The Obama administration said Tuesday that it will call in a group of scholars known for their tech savvy and familiarity with government programs to help solve the problems that persist in the new federal health insurance exchange.
Former Office of Management and Budget acting director Jeffrey Zients will help lead the project.
Contractors and experts from the insurance industry, "veterans of top Silicon Valley" companies and others are coming to help fix problems with the HealthCare.gov site, Health and Human Services Secretary Kathleen Sebelius said in an announcement. USA TODAY reported Tuesday that those companies include telecommunications giant Verizon.
"These reinforcements include a handful of Presidential Innovation Fellows," Sebelius said. "This new infusion of talent will bring a powerful array of subject matter expertise and skills, including extensive experience scaling major IT systems."
The extra resources, Sebelius said, will help determine the problem. HHS will also work with states whose exchanges have been working well.
Aneesh Chopra, the Obama administration's former chief technology officer and now a senior fellow at the Center for American Progress, told USA TODAY the fellows, all of whom have outside technology experience, have also been trained in how the government works.
Chopra said the program came about in part because of the Affordable Care Act, because early in the implementation of the law, the government was required to build a website that included insurance information from every provider. The fellows helped with that project.
"That went live in 2010, and it was built in less than 90 days," Chopra said. "It was almost a Herculean task, but (chief technology officer) Todd (Park) was able to shepherd the program through."
He said Zients is "very well-versed in this subject," and added that the innovation fellows are a "quiver in the bow" to address the problems.
"I think they're going to provide a little bit of the innovation creativity side of the picture," he said.
The fellows have experience working everywhere from Google to renewable energy companies to organizations they created themselves to confront some of the world's biggest problems. The program was launched in August 2012.
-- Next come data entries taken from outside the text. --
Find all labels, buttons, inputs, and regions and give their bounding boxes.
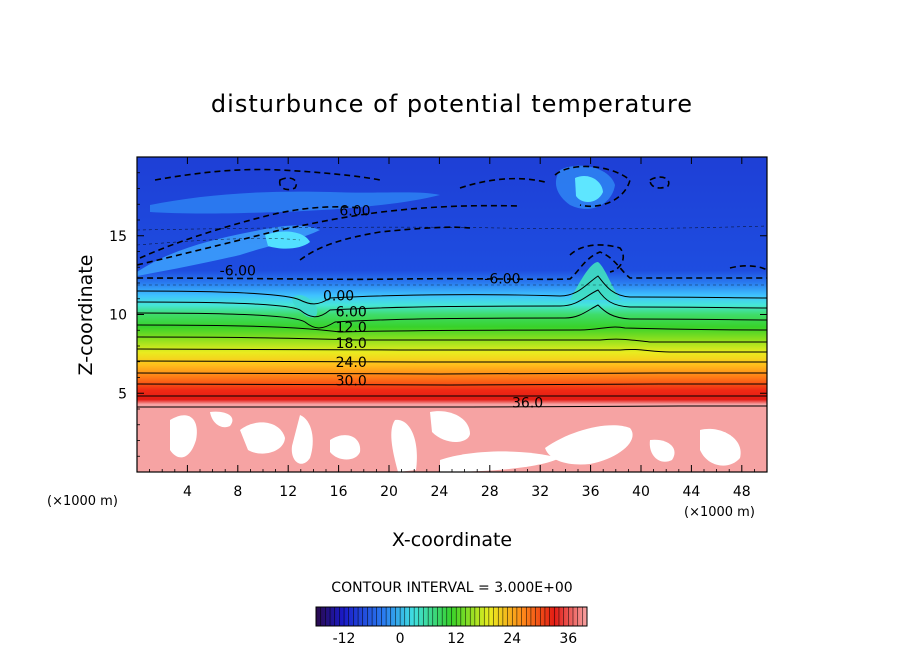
x-unit-right: (×1000 m): [684, 505, 755, 520]
cold-core-right-inner: [575, 175, 603, 202]
solid-contours: [137, 275, 767, 408]
field-area: 6.00-6.00 -6.000.006.0012.018.024.030.036…: [137, 157, 767, 472]
y-tick-label: 5: [118, 386, 127, 402]
contour-label: 0.00: [323, 289, 354, 305]
contour-label: -6.00: [220, 263, 256, 279]
x-tick-label: 24: [430, 484, 448, 500]
x-tick-label: 16: [330, 484, 348, 500]
contour-label: 18.0: [336, 336, 367, 352]
cold-patch-left: [265, 231, 310, 249]
x-tick-label: 36: [582, 484, 600, 500]
contour-interval-text: CONTOUR INTERVAL = 3.000E+00: [331, 580, 572, 596]
x-tick-label: 48: [733, 484, 751, 500]
y-tick-label: 15: [109, 229, 127, 245]
colorbar: -12 0 12 24 36: [315, 606, 588, 647]
chart-title: disturbunce of potential temperature: [211, 90, 693, 118]
upper-thin-contours: [137, 225, 767, 286]
x-tick-label: 8: [233, 484, 242, 500]
x-tick-label: 28: [481, 484, 499, 500]
colorbar-segments: [320, 607, 583, 626]
x-unit-left: (×1000 m): [47, 494, 118, 509]
contour-label: 36.0: [512, 396, 543, 412]
y-tick-label: 10: [109, 308, 127, 324]
warm-bump-left: [292, 295, 318, 318]
x-tick-label: 12: [279, 484, 297, 500]
x-tick-label: 4: [183, 484, 192, 500]
x-tick-label: 44: [682, 484, 700, 500]
contour-label: 12.0: [336, 320, 367, 336]
surface-white-patches: [170, 411, 741, 472]
contour-label: 24.0: [336, 355, 367, 371]
colorbar-tick-label: 12: [447, 631, 465, 647]
x-tick-label: 40: [632, 484, 650, 500]
colorbar-tick-label: 36: [559, 631, 577, 647]
colorbar-tick-label: 0: [396, 631, 405, 647]
warm-bump-right: [570, 262, 622, 300]
cold-streak-upper: [150, 191, 440, 214]
x-axis-label: X-coordinate: [392, 529, 512, 551]
contour-label: 6.00: [339, 204, 370, 220]
y-axis: 5 10 15: [109, 172, 767, 457]
x-axis: 4 8 12 16 20 24 28 32 36 40 44 48: [149, 157, 755, 500]
x-tick-label: 32: [531, 484, 549, 500]
colorbar-tick-label: -12: [333, 631, 356, 647]
contour-label: 30.0: [336, 374, 367, 390]
colorbar-ticks: -12 0 12 24 36: [333, 631, 578, 647]
contour-labels: 6.00-6.00 -6.000.006.0012.018.024.030.036…: [220, 204, 544, 412]
contour-label: 6.00: [336, 304, 367, 320]
x-tick-label: 20: [380, 484, 398, 500]
contour-label: -6.00: [484, 271, 520, 287]
colorbar-tick-label: 24: [503, 631, 521, 647]
y-axis-label: Z-coordinate: [75, 255, 97, 376]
Adam Becker, chief technology officer and co-founder of a company called the Department of Better Technology and one of the first fellows, said applying consisted of an open enrollment process online. He was one of 18 who made it out of 700 applicants.
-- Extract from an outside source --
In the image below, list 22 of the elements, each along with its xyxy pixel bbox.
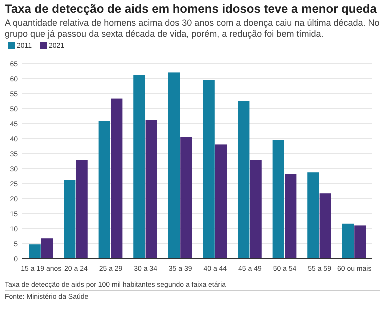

As a website developer, Becker helped with a project that made it easier for small businesses to apply for government contracts -- something he continues to do with his business, only at the local government level, he said.
Becker had no previous government experience, and he said that aspect of the program was "amazing." He is 21, but said the average age was about 30.
While he was in the program, some of the fellows were called in to help after Superstorm Sandy. "Some of the fellows were able to have some tangible impact," he said.
The scholars will probably work on HealthCare.gov only on a part-time basis, Becker said, because they have limited time to finish the projects they were originally assigned. For Sandy, they worked on the weekends while continuing their assigned project work.
Sebelius said the government will also be working with its original federal exchange contractor, CGI.